Check stack_unwinding library - I have implemented scope(failure) and scope(success) features in C++.
It is based on platform specific function uncaught_exception_count. It is similar to std::uncaught_exception from standard library, but instead of boolean result it returns unsigned int showing current count of uncaught exceptions.
Currently it is tested on {Clang 3.2, GCC 3.4.6, GCC 4.1.2, GCC 4.4.6, GCC 4.4.7, MSVC2005SP1, MSVC2008SP1, MSVC2010SP1, MSVC2012} x {x32, x64}.
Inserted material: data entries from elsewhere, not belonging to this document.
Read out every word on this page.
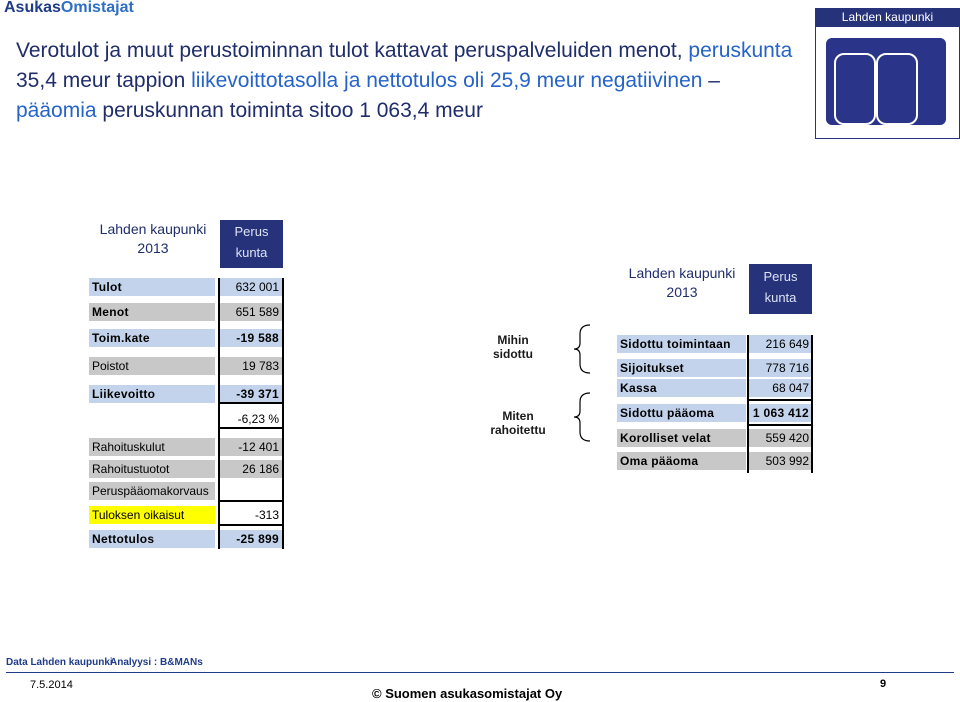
AsukasOmistajat
Verotulot ja muut perustoiminnan tulot kattavat peruspalveluiden menot, peruskunta 35,4 meur tappion liikevoittotasolla ja nettotulos oli 25,9 meur negatiivinen – pääomia peruskunnan toiminta sitoo 1 063,4 meur
Lahden kaupunki
Lahden kaupunki
2013
Perus
kunta
Tulot	632 001
Menot	651 589
Toim.kate	-19 588
Poistot	19 783
Liikevoitto	-39 371
-6,23 %
Rahoituskulut	-12 401
Rahoitustuotot	26 186
Peruspääomakorvaus
Tuloksen oikaisut	-313
Nettotulos	-25 899
Mihin sidottu
Miten rahoitettu
Lahden kaupunki
2013
Perus
kunta
Sidottu toimintaan	216 649
Sijoitukset	778 716
Kassa	68 047
Sidottu pääoma	1 063 412
Korolliset velat	559 420
Oma pääoma	503 992
Data Lahden kaupunki
Analyysi : B&MANs
7.5.2014
© Suomen asukasomistajat Oy
9
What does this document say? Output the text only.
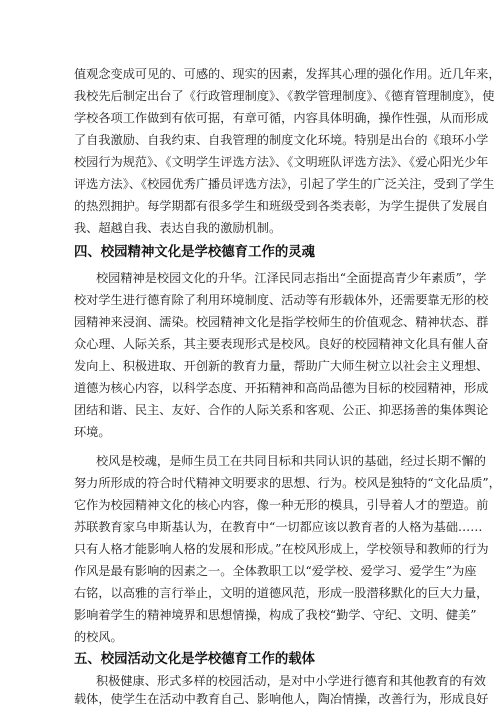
值观念变成可见的、可感的、现实的因素，发挥其心理的强化作用。近几年来，
我校先后制定出台了《行政管理制度》、《教学管理制度》、《德育管理制度》，使
学校各项工作做到有依可据，有章可循，内容具体明确，操作性强，从而形成
了自我激励、自我约束、自我管理的制度文化环境。特别是出台的《琅环小学
校园行为规范》、《文明学生评选方法》、《文明班队评选方法》、《爱心阳光少年
评选方法》、《校园优秀广播员评选方法》，引起了学生的广泛关注，受到了学生
的热烈拥护。每学期都有很多学生和班级受到各类表彰，为学生提供了发展自
我、超越自我、表达自我的激励机制。
四、校园精神文化是学校德育工作的灵魂
校园精神是校园文化的升华。江泽民同志指出“全面提高青少年素质”，学
校对学生进行德育除了利用环境制度、活动等有形载体外，还需要靠无形的校
园精神来浸润、濡染。校园精神文化是指学校师生的价值观念、精神状态、群
众心理、人际关系，其主要表现形式是校风。良好的校园精神文化具有催人奋
发向上、积极进取、开创新的教育力量，帮助广大师生树立以社会主义理想、
道德为核心内容，以科学态度、开拓精神和高尚品德为目标的校园精神，形成
团结和谐、民主、友好、合作的人际关系和客观、公正、抑恶扬善的集体舆论
环境。
校风是校魂，是师生员工在共同目标和共同认识的基础，经过长期不懈的
努力所形成的符合时代精神文明要求的思想、行为。校风是独特的“文化品质”，
它作为校园精神文化的核心内容，像一种无形的模具，引导着人才的塑造。前
苏联教育家乌申斯基认为，在教育中“一切都应该以教育者的人格为基础……
只有人格才能影响人格的发展和形成。”在校风形成上，学校领导和教师的行为
作风是最有影响的因素之一。全体教职工以“爱学校、爱学习、爱学生”为座
右铭，以高雅的言行举止，文明的道德风范，形成一股潜移默化的巨大力量，
影响着学生的精神境界和思想情操，构成了我校“勤学、守纪、文明、健美”
的校风。
五、校园活动文化是学校德育工作的载体
积极健康、形式多样的校园活动，是对中小学进行德育和其他教育的有效
载体，使学生在活动中教育自己、影响他人，陶冶情操，改善行为，形成良好
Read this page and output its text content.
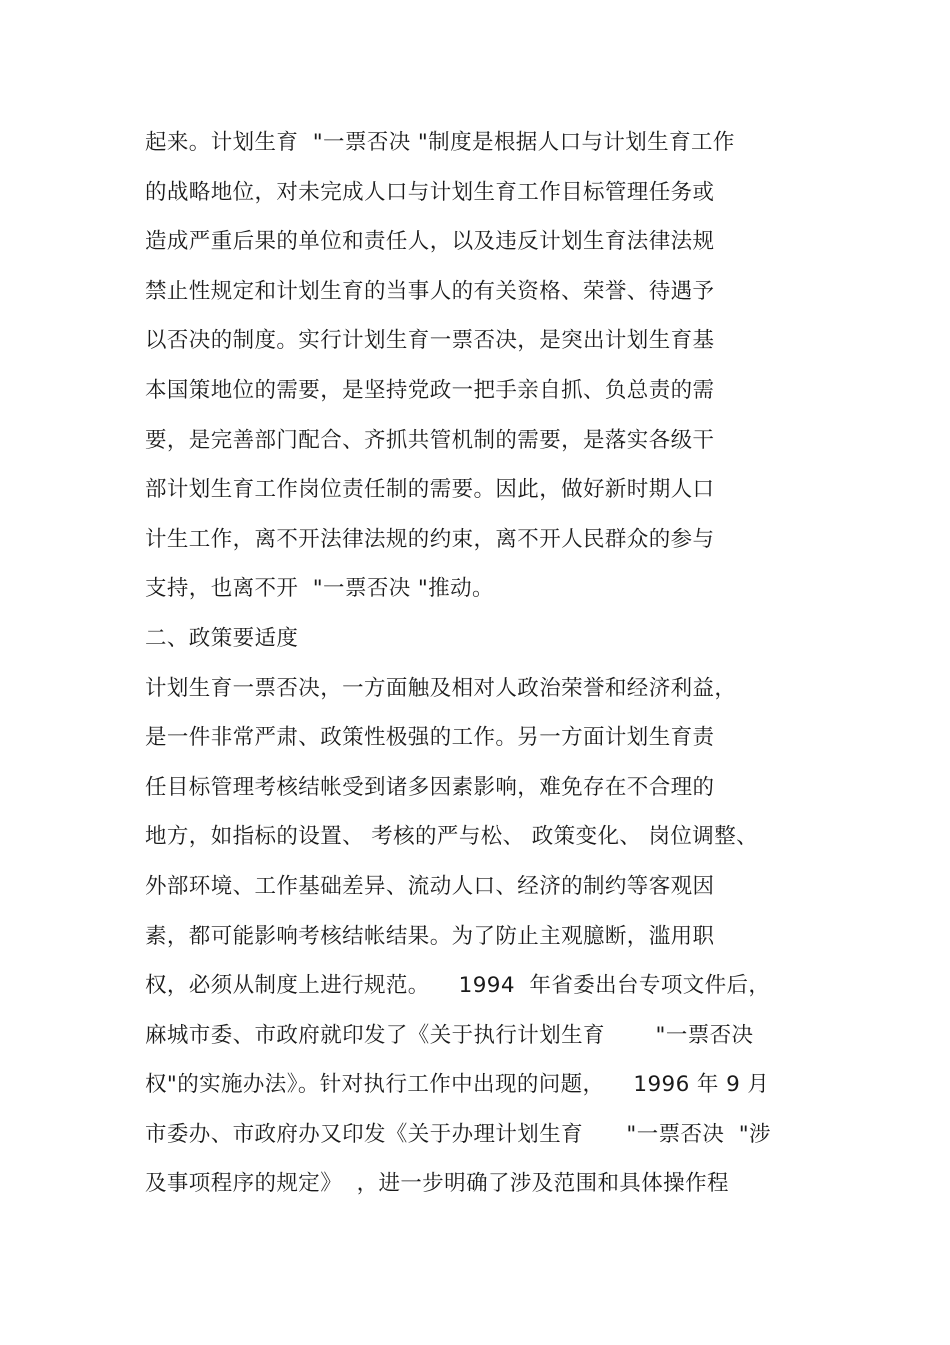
起来。计划生育  "一票否决 "制度是根据人口与计划生育工作
的战略地位，对未完成人口与计划生育工作目标管理任务或
造成严重后果的单位和责任人，以及违反计划生育法律法规
禁止性规定和计划生育的当事人的有关资格、荣誉、待遇予
以否决的制度。实行计划生育一票否决，是突出计划生育基
本国策地位的需要，是坚持党政一把手亲自抓、负总责的需
要，是完善部门配合、齐抓共管机制的需要，是落实各级干
部计划生育工作岗位责任制的需要。因此，做好新时期人口
计生工作，离不开法律法规的约束，离不开人民群众的参与
支持，也离不开  "一票否决 "推动。
二、政策要适度
计划生育一票否决，一方面触及相对人政治荣誉和经济利益，
是一件非常严肃、政策性极强的工作。另一方面计划生育责
任目标管理考核结帐受到诸多因素影响，难免存在不合理的
地方，如指标的设置、 考核的严与松、 政策变化、 岗位调整、
外部环境、工作基础差异、流动人口、经济的制约等客观因
素，都可能影响考核结帐结果。为了防止主观臆断，滥用职
权，必须从制度上进行规范。    1994  年省委出台专项文件后，
麻城市委、市政府就印发了《关于执行计划生育       "一票否决
权"的实施办法》。针对执行工作中出现的问题，    1996 年 9 月
市委办、市政府办又印发《关于办理计划生育      "一票否决  "涉
及事项程序的规定》  ，进一步明确了涉及范围和具体操作程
In C++11 folowing syntax is available:
try
{
int some_var=1;
cout << "Case #1: stack unwinding" << endl;
scope(exit)
{
cout << "exit " << some_var << endl;
++some_var;
};
scope(failure)
{
cout << "failure " << some_var << endl;
++some_var;
};
scope(success)
{
cout << "success " << some_var << endl;
++some_var;
};
throw 1;
} catch(int){}
{
int some_var=1;
cout << "Case #2: normal exit" << endl;
scope(exit)
{
cout << "exit " << some_var << endl;
++some_var;
};
scope(failure)
{
cout << "failure " << some_var << endl;
++some_var;
};
scope(success)
{
cout << "success " << some_var << endl;
++some_var;
};
}
In C++98 it is a bit more noisier:
try
{
cout << "Case #1: stack unwinding" << endl;
BOOST_SCOPE_EXIT(void) { cout << "exit" << endl; } BOOST_SCOPE_EXIT_END
SCOPE_FAILURE(void) { cout << "failure" << endl; } SCOPE_FAILURE_END
SCOPE_SUCCESS(void) { cout << "success" << endl; } SCOPE_SUCCESS_END
throw 1;
} catch(int){}
{
cout << "Case #2: normal exit" << endl;
BOOST_SCOPE_EXIT(void) { cout << "exit" << endl; } BOOST_SCOPE_EXIT_END
SCOPE_FAILURE(void) { cout << "failure" << endl; } SCOPE_FAILURE_END
SCOPE_SUCCESS(void) { cout << "success" << endl; } SCOPE_SUCCESS_END
}
Also, library has UNWINDING_AWARE_DESTRUCTOR feature. Example:
struct DestructorInClass
{
UNWINDING_AWARE_DESTRUCTOR(DestructorInClass,unwinding)
{
cout << "DestructorInClass, unwinding: "
<< ( unwinding ? "true" : "false" ) << endl;
}
};
However, there are some cases where UNWINDING_AWARE_DESTRUCTOR may give wrong results (though scope(success) and scope(failure) features are not affected by such issues).